I have seen that within the 1.5.0 release, the possibility to compute HVP of a function has been added.
As far as I understand from the documentation, the HVP (as well as the VHP, VJP and so on) can be computed w.r.t. the input only, and not w.r.t. some other variable (such as, for instance, the parameters of a model). Is my understanding correct? Is there any way to use the built-in HVP (or VHP) function differentiating w.r.t. the model parameters?
They calculate the gradient wrt of the input of the function you give. So if your functions takes as input the parameters you want and evaluate it on a fixed input. THen it will compute the value wrt to the parameters.
Thanks for your helpful reply! So, in case I have a model model, and I want to compute the VHP of the loss w.r.t. the parameters, how do I create a function that computes the loss and takes the parameters as input? Right now I have:
f = lambda x: criterion(model(img), label)
vhps = [vhp(f, params, grad)[1] for params, grad in zip(model.parameters(), grads)]
Where the model is a logistic regression trained for MNIST, so its parameters are a list of this shape [(10, 784), (10)]. Instead, grads is the gradient w.r.t. to the parameters, so it has the same shape as the params.
However, with this, I get a list of the same shape as the parameters, but it is all zeros, which makes me suppose that the function doesn’t really depend on model.parameters(). Do you have any suggestions? I’d like the solution to be scalable to an kind of model, so creating a function that uses the parameters to compute the logistic regression by hand wouldn’t be much helpful.
You don’t have to do each parameter one by one, you can give all the params/grads as tuples.
You get all zeros because your function f does not use the inputs x to compute the output.
You can do something like this to use the autograd API with torch.nn:
# Utilities to make nn.Module functional
def del_attr(obj, names):
if len(names) == 1:
delattr(obj, names[0])
else:
del_attr(getattr(obj, names[0]), names[1:])
def set_attr(obj, names, val):
if len(names) == 1:
setattr(obj, names[0], val)
else:
set_attr(getattr(obj, names[0]), names[1:], val)
def make_functional(mod):
orig_params = tuple(mod.parameters())
# Remove all the parameters in the model
names = []
for name, p in list(mod.named_parameters()):
del_attr(mod, name.split("."))
names.append(name)
return orig_params, names
def load_weights(mod, names, params):
for name, p in zip(names, params):
set_attr(mod, name.split("."), p)
N = 10
model = models.resnet18(pretrained=False)
criterion = torch.nn.CrossEntropyLoss()
params, names = make_functional(model)
# Make params regular Tensors instead of nn.Parameter
params = tuple(p.detach().requires_grad_() for p in params)

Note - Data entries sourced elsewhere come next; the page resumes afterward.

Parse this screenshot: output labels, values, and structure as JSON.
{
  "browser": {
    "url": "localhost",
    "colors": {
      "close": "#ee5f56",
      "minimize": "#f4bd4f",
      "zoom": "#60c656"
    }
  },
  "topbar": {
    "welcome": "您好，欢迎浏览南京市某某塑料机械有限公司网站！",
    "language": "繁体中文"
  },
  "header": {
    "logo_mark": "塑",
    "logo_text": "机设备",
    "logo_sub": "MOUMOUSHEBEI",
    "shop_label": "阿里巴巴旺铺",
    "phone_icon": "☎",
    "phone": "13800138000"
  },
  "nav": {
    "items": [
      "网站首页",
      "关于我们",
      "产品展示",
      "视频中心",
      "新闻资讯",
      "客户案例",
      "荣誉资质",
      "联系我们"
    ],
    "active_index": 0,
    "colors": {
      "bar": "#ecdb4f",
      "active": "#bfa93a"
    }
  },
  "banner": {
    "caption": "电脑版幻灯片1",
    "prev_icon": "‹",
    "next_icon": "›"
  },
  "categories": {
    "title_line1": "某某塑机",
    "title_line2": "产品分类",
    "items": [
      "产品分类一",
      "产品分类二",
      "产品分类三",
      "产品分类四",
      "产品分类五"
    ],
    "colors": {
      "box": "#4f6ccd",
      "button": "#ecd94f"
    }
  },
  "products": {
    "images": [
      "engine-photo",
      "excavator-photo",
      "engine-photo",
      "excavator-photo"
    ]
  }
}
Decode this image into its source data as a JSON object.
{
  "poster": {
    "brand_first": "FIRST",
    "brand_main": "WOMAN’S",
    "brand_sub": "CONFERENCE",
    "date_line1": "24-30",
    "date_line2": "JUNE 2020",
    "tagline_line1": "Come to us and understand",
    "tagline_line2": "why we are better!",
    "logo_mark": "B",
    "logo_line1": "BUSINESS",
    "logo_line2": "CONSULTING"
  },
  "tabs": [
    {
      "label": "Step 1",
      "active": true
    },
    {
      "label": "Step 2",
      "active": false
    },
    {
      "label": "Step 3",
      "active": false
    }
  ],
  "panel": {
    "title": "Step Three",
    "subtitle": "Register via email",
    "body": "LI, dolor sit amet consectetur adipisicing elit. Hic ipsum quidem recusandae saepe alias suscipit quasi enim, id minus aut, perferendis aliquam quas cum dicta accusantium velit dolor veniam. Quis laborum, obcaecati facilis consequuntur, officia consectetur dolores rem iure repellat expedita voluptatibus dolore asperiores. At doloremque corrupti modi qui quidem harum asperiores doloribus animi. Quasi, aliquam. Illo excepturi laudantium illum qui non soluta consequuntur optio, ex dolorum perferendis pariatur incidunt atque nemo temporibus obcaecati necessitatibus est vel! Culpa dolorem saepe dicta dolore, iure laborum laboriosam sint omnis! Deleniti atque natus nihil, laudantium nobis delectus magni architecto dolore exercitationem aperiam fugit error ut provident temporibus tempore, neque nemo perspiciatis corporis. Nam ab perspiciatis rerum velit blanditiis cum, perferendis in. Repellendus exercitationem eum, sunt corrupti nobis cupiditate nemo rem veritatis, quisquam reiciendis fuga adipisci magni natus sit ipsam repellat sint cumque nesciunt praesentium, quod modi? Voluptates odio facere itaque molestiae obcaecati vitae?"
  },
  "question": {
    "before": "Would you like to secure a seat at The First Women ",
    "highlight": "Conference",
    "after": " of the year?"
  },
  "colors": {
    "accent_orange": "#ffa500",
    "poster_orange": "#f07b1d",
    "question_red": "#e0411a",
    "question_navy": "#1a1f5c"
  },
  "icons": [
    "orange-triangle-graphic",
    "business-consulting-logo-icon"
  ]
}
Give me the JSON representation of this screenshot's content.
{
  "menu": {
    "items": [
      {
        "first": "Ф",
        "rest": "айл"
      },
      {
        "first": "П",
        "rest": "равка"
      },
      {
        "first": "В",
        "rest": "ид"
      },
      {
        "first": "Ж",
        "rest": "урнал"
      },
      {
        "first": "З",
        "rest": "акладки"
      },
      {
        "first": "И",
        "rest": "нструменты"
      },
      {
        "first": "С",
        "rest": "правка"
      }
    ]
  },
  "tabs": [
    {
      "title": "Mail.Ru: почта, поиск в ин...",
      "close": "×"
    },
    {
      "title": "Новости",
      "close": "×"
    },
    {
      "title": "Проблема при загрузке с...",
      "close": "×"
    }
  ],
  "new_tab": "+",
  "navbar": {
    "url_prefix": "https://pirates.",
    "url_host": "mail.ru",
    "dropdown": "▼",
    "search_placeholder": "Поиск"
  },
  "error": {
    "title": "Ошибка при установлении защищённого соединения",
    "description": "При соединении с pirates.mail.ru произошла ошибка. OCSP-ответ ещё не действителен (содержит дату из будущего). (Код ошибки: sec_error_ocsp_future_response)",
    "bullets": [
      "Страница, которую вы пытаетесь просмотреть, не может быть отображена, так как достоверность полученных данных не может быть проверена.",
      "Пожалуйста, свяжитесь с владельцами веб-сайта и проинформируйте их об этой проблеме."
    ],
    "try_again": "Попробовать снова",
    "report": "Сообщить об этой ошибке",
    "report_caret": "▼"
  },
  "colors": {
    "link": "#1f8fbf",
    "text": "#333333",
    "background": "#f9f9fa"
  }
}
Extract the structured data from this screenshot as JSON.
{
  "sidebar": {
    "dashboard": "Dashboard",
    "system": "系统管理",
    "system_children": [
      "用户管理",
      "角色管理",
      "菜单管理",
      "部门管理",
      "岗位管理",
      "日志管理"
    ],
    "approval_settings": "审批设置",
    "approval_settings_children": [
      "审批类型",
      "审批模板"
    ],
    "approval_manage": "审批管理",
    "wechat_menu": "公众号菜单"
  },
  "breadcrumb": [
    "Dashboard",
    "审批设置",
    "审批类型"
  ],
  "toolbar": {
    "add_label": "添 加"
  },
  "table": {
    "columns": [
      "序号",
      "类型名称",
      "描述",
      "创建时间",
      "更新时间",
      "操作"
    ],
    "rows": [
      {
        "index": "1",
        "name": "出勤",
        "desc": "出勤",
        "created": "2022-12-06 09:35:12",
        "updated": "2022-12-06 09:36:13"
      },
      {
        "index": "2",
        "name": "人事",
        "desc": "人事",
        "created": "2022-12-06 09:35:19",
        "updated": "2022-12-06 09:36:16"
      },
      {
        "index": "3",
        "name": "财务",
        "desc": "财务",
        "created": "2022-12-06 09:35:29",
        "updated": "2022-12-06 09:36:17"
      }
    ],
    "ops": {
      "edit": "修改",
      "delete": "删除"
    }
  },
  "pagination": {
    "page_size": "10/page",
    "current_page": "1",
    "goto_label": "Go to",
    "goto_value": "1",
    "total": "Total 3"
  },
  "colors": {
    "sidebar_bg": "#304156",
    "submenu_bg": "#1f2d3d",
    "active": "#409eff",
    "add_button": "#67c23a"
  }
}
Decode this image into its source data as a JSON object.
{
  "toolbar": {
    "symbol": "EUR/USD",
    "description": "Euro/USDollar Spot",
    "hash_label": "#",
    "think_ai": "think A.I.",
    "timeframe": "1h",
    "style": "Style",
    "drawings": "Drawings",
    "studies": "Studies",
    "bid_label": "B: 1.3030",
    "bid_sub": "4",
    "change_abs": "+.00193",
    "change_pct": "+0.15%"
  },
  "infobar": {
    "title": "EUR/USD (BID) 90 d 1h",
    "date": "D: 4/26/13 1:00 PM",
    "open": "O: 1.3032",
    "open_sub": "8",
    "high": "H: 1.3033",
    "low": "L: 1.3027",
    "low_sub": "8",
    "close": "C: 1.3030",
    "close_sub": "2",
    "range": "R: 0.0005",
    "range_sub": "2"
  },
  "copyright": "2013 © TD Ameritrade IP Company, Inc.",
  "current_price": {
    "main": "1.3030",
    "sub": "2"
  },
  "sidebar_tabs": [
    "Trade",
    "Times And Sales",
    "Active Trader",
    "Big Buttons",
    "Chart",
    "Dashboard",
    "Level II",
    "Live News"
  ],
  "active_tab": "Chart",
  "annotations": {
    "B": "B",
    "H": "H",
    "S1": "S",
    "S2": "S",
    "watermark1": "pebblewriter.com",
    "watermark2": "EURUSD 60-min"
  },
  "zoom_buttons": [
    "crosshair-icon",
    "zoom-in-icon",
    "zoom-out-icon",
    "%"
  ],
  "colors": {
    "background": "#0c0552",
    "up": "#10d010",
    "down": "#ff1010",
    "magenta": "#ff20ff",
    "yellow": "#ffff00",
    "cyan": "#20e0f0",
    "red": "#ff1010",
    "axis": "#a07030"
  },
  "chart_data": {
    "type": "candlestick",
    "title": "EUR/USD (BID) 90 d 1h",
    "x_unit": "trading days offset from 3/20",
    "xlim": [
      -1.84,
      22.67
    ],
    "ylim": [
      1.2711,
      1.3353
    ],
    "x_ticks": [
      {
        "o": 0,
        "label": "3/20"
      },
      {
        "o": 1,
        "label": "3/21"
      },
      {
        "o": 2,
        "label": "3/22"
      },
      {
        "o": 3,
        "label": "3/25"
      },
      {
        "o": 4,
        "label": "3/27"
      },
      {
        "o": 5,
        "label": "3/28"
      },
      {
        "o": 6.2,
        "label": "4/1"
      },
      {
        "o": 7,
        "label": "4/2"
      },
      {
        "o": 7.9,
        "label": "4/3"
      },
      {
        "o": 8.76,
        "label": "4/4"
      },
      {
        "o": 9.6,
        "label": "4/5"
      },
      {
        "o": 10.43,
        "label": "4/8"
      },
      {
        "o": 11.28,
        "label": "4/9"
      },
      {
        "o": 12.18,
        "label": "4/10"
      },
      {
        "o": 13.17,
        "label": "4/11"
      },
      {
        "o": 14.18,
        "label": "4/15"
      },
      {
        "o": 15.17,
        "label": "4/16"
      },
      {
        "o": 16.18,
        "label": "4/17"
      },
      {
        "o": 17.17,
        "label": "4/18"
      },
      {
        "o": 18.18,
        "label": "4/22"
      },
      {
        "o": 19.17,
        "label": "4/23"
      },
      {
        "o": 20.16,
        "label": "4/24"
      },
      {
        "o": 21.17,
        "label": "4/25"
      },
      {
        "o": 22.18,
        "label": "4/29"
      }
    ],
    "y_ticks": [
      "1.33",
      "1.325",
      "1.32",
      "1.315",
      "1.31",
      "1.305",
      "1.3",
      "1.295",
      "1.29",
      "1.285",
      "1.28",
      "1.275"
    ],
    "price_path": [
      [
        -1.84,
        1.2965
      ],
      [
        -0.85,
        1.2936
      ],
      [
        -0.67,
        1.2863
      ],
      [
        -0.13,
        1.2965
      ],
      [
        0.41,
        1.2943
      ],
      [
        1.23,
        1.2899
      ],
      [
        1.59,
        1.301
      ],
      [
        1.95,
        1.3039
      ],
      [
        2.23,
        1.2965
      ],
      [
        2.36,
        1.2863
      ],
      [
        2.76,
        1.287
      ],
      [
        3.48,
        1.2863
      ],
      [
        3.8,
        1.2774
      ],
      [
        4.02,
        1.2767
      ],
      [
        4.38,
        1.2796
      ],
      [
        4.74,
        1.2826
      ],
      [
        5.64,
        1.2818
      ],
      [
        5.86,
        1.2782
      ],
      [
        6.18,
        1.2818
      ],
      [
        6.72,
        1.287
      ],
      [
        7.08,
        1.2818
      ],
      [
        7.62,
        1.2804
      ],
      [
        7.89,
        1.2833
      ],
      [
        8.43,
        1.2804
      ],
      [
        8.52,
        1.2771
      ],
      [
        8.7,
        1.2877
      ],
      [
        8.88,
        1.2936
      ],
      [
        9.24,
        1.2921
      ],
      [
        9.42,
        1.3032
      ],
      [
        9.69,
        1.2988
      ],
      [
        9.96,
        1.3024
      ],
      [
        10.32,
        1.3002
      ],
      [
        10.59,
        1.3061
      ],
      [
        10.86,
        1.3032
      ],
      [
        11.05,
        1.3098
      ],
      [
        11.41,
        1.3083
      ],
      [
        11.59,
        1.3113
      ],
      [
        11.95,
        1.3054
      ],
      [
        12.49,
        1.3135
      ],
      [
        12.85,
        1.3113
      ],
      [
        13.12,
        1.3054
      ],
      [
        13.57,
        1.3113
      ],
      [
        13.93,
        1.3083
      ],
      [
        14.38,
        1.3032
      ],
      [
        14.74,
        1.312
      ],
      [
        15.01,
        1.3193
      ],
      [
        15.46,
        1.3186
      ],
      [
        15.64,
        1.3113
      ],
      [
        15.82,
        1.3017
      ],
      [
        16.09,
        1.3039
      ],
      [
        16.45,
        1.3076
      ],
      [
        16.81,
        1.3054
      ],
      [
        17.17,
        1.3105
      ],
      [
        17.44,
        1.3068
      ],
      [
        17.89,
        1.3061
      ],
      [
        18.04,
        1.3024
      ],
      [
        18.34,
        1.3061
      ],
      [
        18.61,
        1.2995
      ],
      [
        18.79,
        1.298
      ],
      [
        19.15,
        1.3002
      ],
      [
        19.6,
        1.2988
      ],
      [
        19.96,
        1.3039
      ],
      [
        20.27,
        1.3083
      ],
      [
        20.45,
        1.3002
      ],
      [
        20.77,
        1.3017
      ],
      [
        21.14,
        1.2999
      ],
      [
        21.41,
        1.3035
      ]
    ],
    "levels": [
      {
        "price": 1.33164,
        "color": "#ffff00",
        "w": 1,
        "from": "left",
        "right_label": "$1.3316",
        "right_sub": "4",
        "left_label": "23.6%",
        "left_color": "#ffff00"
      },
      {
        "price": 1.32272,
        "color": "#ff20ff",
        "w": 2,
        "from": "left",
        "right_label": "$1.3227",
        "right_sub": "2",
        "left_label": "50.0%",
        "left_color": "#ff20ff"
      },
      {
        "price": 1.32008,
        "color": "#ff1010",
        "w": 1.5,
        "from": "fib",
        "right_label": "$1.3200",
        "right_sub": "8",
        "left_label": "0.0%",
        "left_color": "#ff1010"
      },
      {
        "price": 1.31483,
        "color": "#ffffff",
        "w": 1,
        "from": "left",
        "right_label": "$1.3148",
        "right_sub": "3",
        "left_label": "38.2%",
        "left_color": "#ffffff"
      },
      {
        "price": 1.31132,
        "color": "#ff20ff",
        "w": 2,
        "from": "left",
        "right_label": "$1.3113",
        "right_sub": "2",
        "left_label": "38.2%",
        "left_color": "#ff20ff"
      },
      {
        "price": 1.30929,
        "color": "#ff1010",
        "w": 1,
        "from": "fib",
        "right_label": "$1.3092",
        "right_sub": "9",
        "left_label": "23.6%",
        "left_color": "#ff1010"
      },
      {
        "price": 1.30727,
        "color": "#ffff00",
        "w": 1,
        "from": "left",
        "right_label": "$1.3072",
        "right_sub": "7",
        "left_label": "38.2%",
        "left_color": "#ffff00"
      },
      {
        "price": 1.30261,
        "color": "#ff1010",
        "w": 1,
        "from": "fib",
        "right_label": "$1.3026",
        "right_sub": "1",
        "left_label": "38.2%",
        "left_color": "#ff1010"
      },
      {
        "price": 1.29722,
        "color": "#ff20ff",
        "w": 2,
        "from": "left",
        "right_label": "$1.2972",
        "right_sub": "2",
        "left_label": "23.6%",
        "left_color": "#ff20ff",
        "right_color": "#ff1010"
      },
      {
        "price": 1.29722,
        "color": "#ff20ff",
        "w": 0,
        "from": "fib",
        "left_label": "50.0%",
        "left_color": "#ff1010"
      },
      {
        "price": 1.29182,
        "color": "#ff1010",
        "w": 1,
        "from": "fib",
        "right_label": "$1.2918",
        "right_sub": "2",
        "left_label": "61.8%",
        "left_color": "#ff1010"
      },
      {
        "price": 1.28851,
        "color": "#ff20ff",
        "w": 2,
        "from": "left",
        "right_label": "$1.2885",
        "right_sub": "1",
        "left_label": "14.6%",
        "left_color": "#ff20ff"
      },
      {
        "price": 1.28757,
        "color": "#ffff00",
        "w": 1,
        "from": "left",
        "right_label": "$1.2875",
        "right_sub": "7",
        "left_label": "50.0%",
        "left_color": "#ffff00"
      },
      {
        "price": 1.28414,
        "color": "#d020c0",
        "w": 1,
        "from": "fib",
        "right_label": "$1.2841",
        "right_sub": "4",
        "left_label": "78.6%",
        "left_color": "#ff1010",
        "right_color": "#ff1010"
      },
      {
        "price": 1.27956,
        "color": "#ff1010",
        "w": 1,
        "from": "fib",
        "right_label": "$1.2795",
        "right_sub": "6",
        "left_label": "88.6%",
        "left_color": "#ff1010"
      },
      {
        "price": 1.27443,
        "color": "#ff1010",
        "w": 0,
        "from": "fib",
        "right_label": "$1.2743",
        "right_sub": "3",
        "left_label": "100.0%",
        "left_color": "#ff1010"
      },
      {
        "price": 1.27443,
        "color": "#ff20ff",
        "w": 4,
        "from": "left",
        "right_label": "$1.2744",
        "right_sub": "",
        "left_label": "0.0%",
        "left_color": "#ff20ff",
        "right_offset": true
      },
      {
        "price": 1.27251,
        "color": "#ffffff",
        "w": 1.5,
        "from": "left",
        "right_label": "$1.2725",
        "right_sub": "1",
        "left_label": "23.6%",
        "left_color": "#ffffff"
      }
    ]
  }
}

inputs = torch.rand([N, 3, 224, 224], device=device)
labels = torch.rand(N, device=device).mul(10).long()
def f(*new_params):
load_weights(model, names, new_params)
out = model(inputs)
loss = criterion(out, labels)
return loss
vhp(f, params, grads)
def load_weights(mod, names, params):
for name, p in zip(names, params):
set_attr(mod, name.split("."), p)
to
def load_weights(mod, names, params):
for name, p in zip(names, params):
set_attr(mod, name.split("."), torch.nn.Parameter(p))
Because otherwise, after calling make_functional, and then f, the model parameters were not working properly and, when calling vhp a second time, I get
v is a tuple of invalid length: should be 0 but got 2.
Which I guess is due to the fact that when we set the weights back, they’re not set as Parameters. Does it make sense?
I have just realized that, actually, using torch.nn.Parameter makes the VHP 0 again (and with strict=True an exception is raised.
The problem is solved if I load the params with torch.nn.Parameter after the computation.
So I changed load_weights to
def load_weights(model, names, params, as_params=False):
for name, p in zip(names, params):
if not as_params:
set_attr(model, name.split("."), p)
else:
set_attr(model, name.split("."), torch.nn.Parameter(p))
Loading them back as nn.Paramter() looks good yes to recover the original nn.Module back.
Just be careful that you need to call make_functional again before being able to use it in a functional way again.
This is a little old, but I think others may have this same question.
Can you explain why it is necessary to remove the parameters from the model prior to calling vhp? I have been playing with your example, and I can see that yes, it is necessary. Furthermore, I see what you did to restore your model to usefulness using your newest load_weights(). But I would like to understand why removing the parameters from the model is necessary in the first place.
@dedeswim i am getting the same error that hvp is 0 (and the exception thrown). i think it’s because once p is casted to a Parameter, it is copied so the reference to the original p is lost. did you find a way around this?